さらにキャリアにとって悩ましいのが、スマートフォンでトラフィックが爆発的に増えても、ユーザーに課す通信料金を簡単には上げられないことだ。ドコモやKDDIではフィーチャーフォン向けのパケット定額制よりも上限額を1000円ほど値上げしているが、スマートフォンによる実際のトラフィックの増加量はこの値上げ分では吸収できていない。またソフトバンクモバイルの主力商品であるiPhone向けの料金プランは、戦略的にパケット定額料金の上限が一般的なフィーチャーフォンと同じ月額4410円に抑えられているため、インフラ側の収益バランスは、ドコモやKDDIよりさらに苦しいだろう。
スマートフォンが普及すればするほどトラフィックは増大し、キャリアはそれに対応できるだけのインフラ投資の積み増しが求められる。一方で、これまでのパケット料金定額制の仕組みやスマートフォン市場での競争戦略上、実際の利用増に応じた料金の値上げは難しい。このような二律背反な状況の中で、キャリア各社は苦肉の策として、まずは大量のデータ通信を行うユーザーの通信速度制御を実施。さらにはパケット料金定額制の見直し議論まで起きているのだ。
とはいえ、スマートフォンの普及と市場拡大は世界的な潮流である。またキャリアから見ても、スマートフォンはインフラの収益バランスを崩すという点では悩みの種だが、スマートフォン向けの新たなビジネスやサービスを展開するという点では重要な存在だ。インフラ負担・収益バランスの問題が大きいからという理由で、スマートフォン移行への流れを押しとどめることはできない。
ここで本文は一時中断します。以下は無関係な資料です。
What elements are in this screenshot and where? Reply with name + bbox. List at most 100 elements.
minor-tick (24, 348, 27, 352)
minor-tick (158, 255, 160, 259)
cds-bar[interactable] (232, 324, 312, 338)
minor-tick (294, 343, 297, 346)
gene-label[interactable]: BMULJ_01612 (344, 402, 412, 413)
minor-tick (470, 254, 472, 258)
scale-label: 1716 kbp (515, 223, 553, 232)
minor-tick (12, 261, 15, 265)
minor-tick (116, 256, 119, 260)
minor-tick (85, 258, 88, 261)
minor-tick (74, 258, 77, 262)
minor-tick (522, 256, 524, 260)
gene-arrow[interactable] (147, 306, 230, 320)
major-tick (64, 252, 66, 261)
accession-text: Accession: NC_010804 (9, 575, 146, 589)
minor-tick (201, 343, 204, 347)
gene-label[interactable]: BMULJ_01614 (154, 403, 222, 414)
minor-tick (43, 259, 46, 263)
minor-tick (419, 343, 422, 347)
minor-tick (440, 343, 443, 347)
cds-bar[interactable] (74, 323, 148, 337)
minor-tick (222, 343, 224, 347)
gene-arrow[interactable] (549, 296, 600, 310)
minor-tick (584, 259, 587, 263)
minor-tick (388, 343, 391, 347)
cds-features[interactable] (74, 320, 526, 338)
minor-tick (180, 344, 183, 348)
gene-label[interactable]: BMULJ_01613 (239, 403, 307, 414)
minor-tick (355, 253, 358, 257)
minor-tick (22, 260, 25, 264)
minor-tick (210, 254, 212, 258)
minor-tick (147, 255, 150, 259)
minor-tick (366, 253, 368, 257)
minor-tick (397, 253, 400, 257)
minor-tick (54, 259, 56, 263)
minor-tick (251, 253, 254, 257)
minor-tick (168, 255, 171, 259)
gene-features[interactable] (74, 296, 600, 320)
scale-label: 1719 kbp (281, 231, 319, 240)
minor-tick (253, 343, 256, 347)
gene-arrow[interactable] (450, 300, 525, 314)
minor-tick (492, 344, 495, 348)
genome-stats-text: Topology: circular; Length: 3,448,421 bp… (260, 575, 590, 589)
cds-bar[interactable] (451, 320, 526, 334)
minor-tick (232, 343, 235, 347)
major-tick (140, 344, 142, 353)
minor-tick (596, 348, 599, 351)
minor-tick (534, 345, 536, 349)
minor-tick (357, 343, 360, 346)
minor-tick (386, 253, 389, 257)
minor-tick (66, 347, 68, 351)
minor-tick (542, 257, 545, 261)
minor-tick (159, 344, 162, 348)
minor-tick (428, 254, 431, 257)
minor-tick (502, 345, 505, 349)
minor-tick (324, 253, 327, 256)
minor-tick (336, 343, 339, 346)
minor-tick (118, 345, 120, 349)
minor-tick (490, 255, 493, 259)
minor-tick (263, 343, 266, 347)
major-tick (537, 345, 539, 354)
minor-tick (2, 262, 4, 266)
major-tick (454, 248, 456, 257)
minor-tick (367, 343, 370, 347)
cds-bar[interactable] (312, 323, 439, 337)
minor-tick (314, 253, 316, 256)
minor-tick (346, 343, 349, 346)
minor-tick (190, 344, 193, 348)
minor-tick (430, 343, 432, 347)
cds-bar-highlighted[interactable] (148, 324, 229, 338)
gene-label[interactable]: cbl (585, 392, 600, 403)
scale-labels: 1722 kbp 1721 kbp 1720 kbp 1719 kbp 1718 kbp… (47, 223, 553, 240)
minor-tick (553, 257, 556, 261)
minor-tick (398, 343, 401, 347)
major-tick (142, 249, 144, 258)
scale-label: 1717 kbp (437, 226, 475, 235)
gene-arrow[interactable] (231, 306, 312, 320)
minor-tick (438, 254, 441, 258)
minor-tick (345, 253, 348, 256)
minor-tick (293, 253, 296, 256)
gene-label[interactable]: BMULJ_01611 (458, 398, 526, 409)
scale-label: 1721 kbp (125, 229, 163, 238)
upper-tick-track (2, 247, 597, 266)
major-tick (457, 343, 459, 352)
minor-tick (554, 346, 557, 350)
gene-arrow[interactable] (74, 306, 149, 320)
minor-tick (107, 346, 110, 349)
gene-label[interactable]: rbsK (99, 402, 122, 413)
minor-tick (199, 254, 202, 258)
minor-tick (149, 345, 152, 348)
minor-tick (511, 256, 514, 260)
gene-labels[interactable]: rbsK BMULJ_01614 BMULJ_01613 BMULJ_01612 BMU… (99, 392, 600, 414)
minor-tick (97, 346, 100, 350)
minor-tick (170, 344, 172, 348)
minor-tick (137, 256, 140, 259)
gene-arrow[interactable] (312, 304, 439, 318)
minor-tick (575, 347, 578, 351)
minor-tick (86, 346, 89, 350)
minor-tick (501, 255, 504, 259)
そのような中で、キャリア各社が注力するのが、高コストな携帯電話インフラ以外にトラフィックを分散する「オフロード戦略」の推進だ。ここでは、どれだけ割安なインフラを活用できるかが鍵になる。例えば、データ通信利用が集中する商業施設や公共施設に設置する「Wi-Fiスポット」や、家庭向けの「Wi-Fi」、「フェムトセル(超小型基地局)」活用、従来の3G (第3世代携帯電話)よりもインフラコストが安い「モバイルWiMAX」などは今後さらに注目となるだろう。